Real estate investment activity in Russia hit a new high of $3.39 bn (€2.6 bn) during the first quarter of 2013, according to a report from Cushman & Wakefield.
The record figure represents almost half the $8 bn (€6.1 bn) investment volume projected for 2013 as a whole and was bolstered by two deals in excess of $1 bn (€0.78 bn).
In March 2013, Russian investment company O1 Properties completed the purchase of White Square Office Center from AIG Lincoln, VTB Capital and American private equity fund TPG Capital for $1 bn (€0.78 bn).
The period also saw the closure of Morgan Stanley Real Estate's acquisition of the Metropolis shopping centre in Moscow for an estimated $1 bn (€0.78 bn).
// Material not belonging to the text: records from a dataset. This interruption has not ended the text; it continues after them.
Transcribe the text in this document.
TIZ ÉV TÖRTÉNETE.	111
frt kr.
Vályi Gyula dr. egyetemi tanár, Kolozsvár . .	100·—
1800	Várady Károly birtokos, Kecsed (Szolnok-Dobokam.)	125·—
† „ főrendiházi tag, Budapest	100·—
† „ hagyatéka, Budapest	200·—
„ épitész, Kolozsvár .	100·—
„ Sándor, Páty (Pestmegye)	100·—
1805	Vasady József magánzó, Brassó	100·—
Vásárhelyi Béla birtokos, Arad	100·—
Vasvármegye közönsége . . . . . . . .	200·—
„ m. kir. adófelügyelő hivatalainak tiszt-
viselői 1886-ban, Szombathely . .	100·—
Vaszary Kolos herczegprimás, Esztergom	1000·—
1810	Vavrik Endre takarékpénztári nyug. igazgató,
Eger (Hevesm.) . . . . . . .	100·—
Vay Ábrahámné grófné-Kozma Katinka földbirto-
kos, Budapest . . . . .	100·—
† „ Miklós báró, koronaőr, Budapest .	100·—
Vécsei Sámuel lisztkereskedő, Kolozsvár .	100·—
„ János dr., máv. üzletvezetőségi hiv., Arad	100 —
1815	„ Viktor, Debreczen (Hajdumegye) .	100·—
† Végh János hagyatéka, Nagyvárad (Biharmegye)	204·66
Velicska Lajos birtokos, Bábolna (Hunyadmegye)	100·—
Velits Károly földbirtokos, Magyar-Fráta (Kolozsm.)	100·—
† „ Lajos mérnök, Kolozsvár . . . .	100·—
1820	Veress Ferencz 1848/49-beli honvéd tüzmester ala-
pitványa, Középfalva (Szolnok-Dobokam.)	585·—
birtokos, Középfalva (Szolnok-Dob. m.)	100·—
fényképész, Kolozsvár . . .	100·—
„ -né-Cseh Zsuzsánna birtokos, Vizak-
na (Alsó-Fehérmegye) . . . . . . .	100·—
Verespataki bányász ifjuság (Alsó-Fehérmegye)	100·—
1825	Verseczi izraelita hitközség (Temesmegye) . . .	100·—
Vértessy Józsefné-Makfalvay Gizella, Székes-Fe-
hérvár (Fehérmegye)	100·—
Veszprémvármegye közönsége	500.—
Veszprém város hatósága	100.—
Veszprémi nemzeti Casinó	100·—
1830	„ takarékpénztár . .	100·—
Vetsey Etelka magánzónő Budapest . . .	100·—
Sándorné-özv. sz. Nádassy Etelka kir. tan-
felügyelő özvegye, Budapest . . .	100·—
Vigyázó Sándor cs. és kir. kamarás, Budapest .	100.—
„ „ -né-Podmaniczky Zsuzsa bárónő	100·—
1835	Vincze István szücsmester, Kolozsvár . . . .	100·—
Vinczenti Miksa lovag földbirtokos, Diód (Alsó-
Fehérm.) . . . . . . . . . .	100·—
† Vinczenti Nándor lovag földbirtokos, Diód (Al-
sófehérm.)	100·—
The office property sector was preferred by investors and was a leader with $1.58 bn (€1.2 bn) in total investments. Although a minor increase in vacancy rates was noticed across the market, trophy assets in A and B+ class continue to be in high demand and are the main investment focus.
The retail market also hit a record high, boosted by the Metropolis deal. Rental rates remain high but the report warns this may change in the near future when 1.8 million m2 of quality retail assets are delivered in the city regions.
Cushman & Wakefield research head Alexander Zinkovski commented: ‘Although the Russian property market keeps setting new records, the lack of new institutional investors and deficit in quality supply holds it back.’
‘Nevertheless, the investment potential of Russian commercial real estate market is high. We expect stable performance in 2013 but there should be increasing activity in 2014 when a large number of attractive projects, especially in the retail and warehouse sectors, get delivered across Russia.’